Jackson and Co. believe a black president should be an advocate for the black race. The president of the United States is not a lobbying group; he is the leader of ALL of America.

I think all of you are overlooking the fact that there has been similar distrust, antipathy and jealousy from other Democratic/Liberal stalwarts like Bill and Hillary Clinton. People like the Clintons, Sharpton, and Jackson are resentful because they don’t feel Obama has paid his dues and put in his time. He hasn’t spoken to their issues long enough, and he hasn’t sought their advice or approval. I think anyone can understand that. They were the soldiers fighting a dirty battle when this flashy diplomat comes in and attempts to arrange a cease fire with the enemy they’ve been fighting for decades. Most of the people who distrust Obama have lived lives defined by that struggle. It’s hard to trust that someone who has not gone to war with you can understand the complexities of the battle.

This has less to do with the civil rights era, and more to do with people feeling he’s usurping their power. That’s why you could count the number of powerful figures on one hand that came out for Obama before it was clear he had a good chance of winning. When it became clear that Obama might have longer coat tails than Clinton, you started seeing people come out and switch their votes, but not before then. How many big name endorsements did Obama have when Oprah was campaigning with him? Nobody wants to support the loser no matter how charismatic they are, and everyone wants to support the winner no matter how many misgivings you have about them.

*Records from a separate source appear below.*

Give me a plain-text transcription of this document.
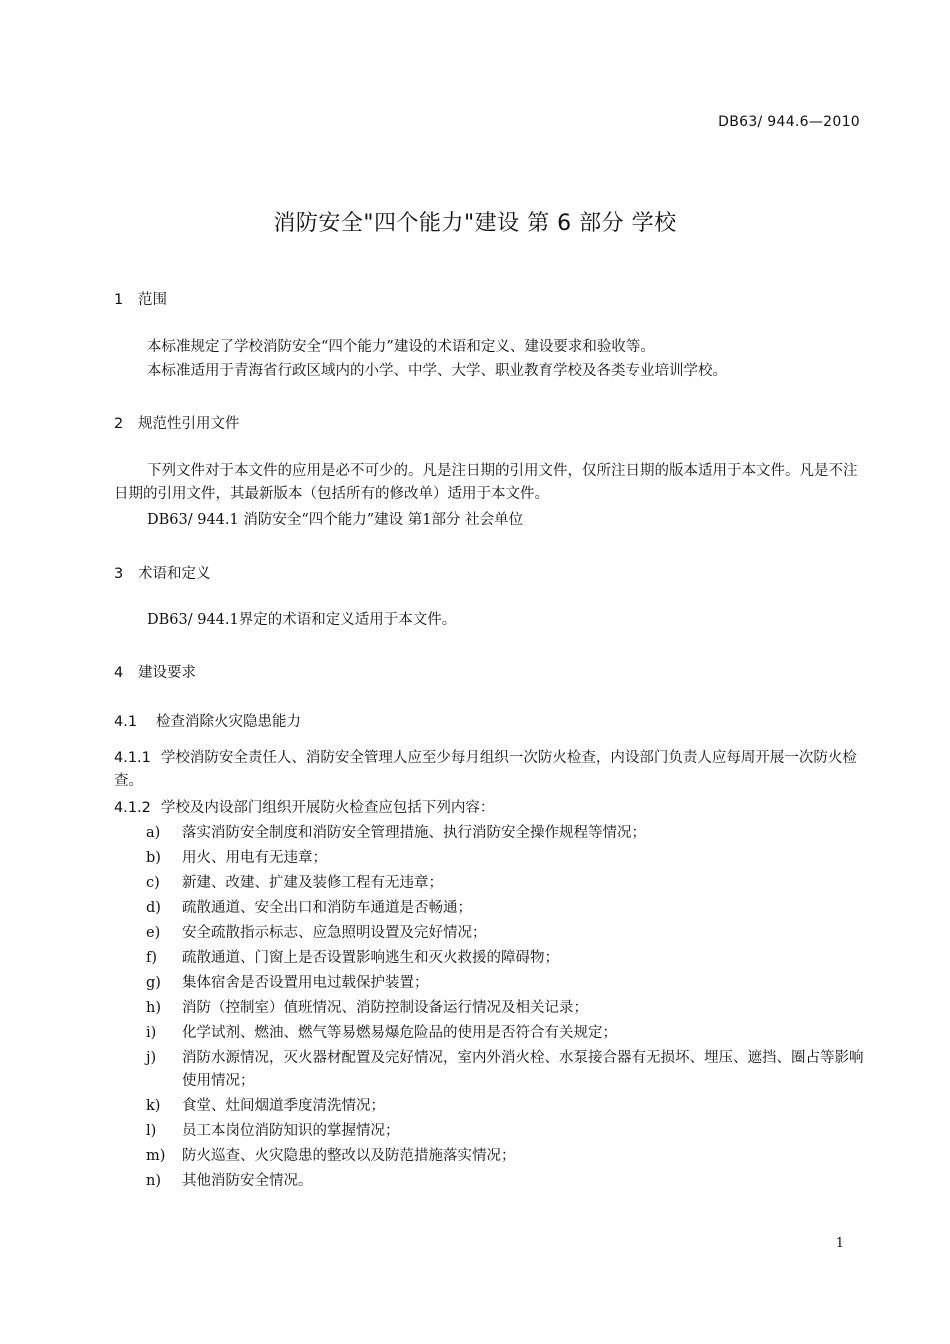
DB63/ 944.6—2010
消防安全"四个能力"建设 第 6 部分 学校
1 范围
本标准规定了学校消防安全“四个能力”建设的术语和定义、建设要求和验收等。
本标准适用于青海省行政区域内的小学、中学、大学、职业教育学校及各类专业培训学校。
2 规范性引用文件
下列文件对于本文件的应用是必不可少的。凡是注日期的引用文件，仅所注日期的版本适用于本文件。凡是不注日期的引用文件，其最新版本（包括所有的修改单）适用于本文件。
DB63/ 944.1 消防安全“四个能力”建设 第1部分 社会单位
3 术语和定义
DB63/ 944.1界定的术语和定义适用于本文件。
4 建设要求
4.1 检查消除火灾隐患能力
4.1.1 学校消防安全责任人、消防安全管理人应至少每月组织一次防火检查，内设部门负责人应每周开展一次防火检查。
4.1.2 学校及内设部门组织开展防火检查应包括下列内容：
a)	落实消防安全制度和消防安全管理措施、执行消防安全操作规程等情况；
b)	用火、用电有无违章；
c)	新建、改建、扩建及装修工程有无违章；
d)	疏散通道、安全出口和消防车通道是否畅通；
e)	安全疏散指示标志、应急照明设置及完好情况；
f)	疏散通道、门窗上是否设置影响逃生和灭火救援的障碍物；
g)	集体宿舍是否设置用电过载保护装置；
h)	消防（控制室）值班情况、消防控制设备运行情况及相关记录；
i)	化学试剂、燃油、燃气等易燃易爆危险品的使用是否符合有关规定；
j)	消防水源情况，灭火器材配置及完好情况，室内外消火栓、水泵接合器有无损坏、埋压、遮挡、圈占等影响使用情况；
k)	食堂、灶间烟道季度清洗情况；
l)	员工本岗位消防知识的掌握情况；
m)	防火巡查、火灾隐患的整改以及防范措施落实情况；
n)	其他消防安全情况。
1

Had Jackson’s true feelings not been exposed on Fox News, he would be publicly singing Obama’s virtues in the next few months. I bet there are plenty of people who feel like Jackson do, they just aren’t stupid enough to get caught saying it on the record. Ask yourself, do you really think Clinton likes Obama now despite what she is saying at the rallies? Probably not, and I would bet she wants to “cut his nuts off” too. She is just a better politician, so she won’t get caught on the record.

What does this even mean? You act as if advocating for “the Black race”, and being a leader for all of America are mutually exclusive. How does speaking to Black issues hurt White people?

What makes Sharpton and Jackson “Black political leaders” other than their own desire to be such and the press’s laziness and treating them as if they were? I see plenty of actual Black political leaders, like Harold Ford, Jr, enthusiastically supporting Obama.